I had several opportunities to hack with Rust, but so far, besides this very high loaded Web service that runs in production, it was either on prototypes or on stuff that could have been implemented with any other language.

Recently, we had a concrete use-case where Rust would be beneficial: share an implementation of a Canonical JSON serialization between the server in Python, and the clients in JavaScript, Swift, and Kotlin.

In order to guarantee the integrity of data between the server and the clients, we use content signatures. Canonical JSON is just a variant of JSON where each value has a single, unambiguous serialized form. Having a predictable JSON serialization is essential to get repeatable hashes of encoded data and be able to verify digital signatures. Sharing the same code accross server and clients makes it more robust, especially when it comes to handling funny corner cases of floats or unicode.

The canonical_json crate implements the serialization, using Serde and following a spec. It is fairly simple to use:

use serde_json::json;
use canonical_json::ser::to_string;

fn main() {
    println!("{}", to_string(&json!("we ❤ Rust")));
}
// "we \u2665 Rust"

Python bindings

Our first goal is to be able to call this Rust library from Python. And it should be transparent, run on Linux and Mac OS, as any other library:

>>> import canonicaljson
>>>
>>> canonicaljson.dumps({"héo": 42})
'{"h\\u00e9o":42}'

Python is just a language, and has several implementations, Jython in Java, Pypy in Python, RustPython in Python... But what interests us here is the most common one: CPython, in C.

The Rust code must be compiled as a shared library (.so file), Python must load it and then call the exported symbol (canonical_json::ser::to_string()).

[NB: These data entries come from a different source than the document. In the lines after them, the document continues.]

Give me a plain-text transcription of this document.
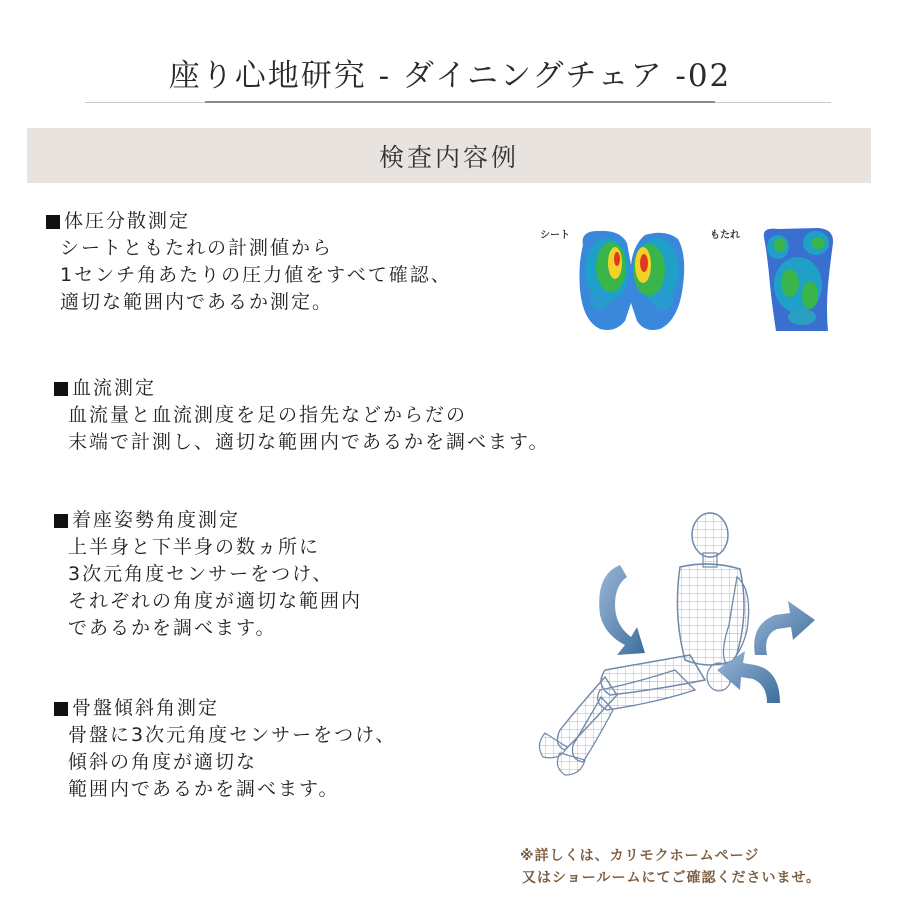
座り心地研究 - ダイニングチェア -02
検査内容例
体圧分散測定
シートともたれの計測値から
1センチ角あたりの圧力値をすべて確認、
適切な範囲内であるか測定。
血流測定
血流量と血流測度を足の指先などからだの
末端で計測し、適切な範囲内であるかを調べます。
着座姿勢角度測定
上半身と下半身の数ヵ所に
3次元角度センサーをつけ、
それぞれの角度が適切な範囲内
であるかを調べます。
骨盤傾斜角測定
骨盤に3次元角度センサーをつけ、
傾斜の角度が適切な
範囲内であるかを調べます。
シート	もたれ
※詳しくは、カリモクホームページ
又はショールームにてご確認くださいませ。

Since one side handles Python objects (eg. dict) and the other side expects a Rust data type (cf. json!()), the whole challenge here will be to translate Python values in memory and pass them to Rust. Fortunately, in this modest use-case, we don't have to handle mutability or complex lifetimes, and the serializer just gives back a string in return. However, unlike most documented use-cases, the passed data is not «structured»: the input data can be any Python serializable object, and the destination in Rust is not a domain specific custom type, but the generic serde_json::json::Value.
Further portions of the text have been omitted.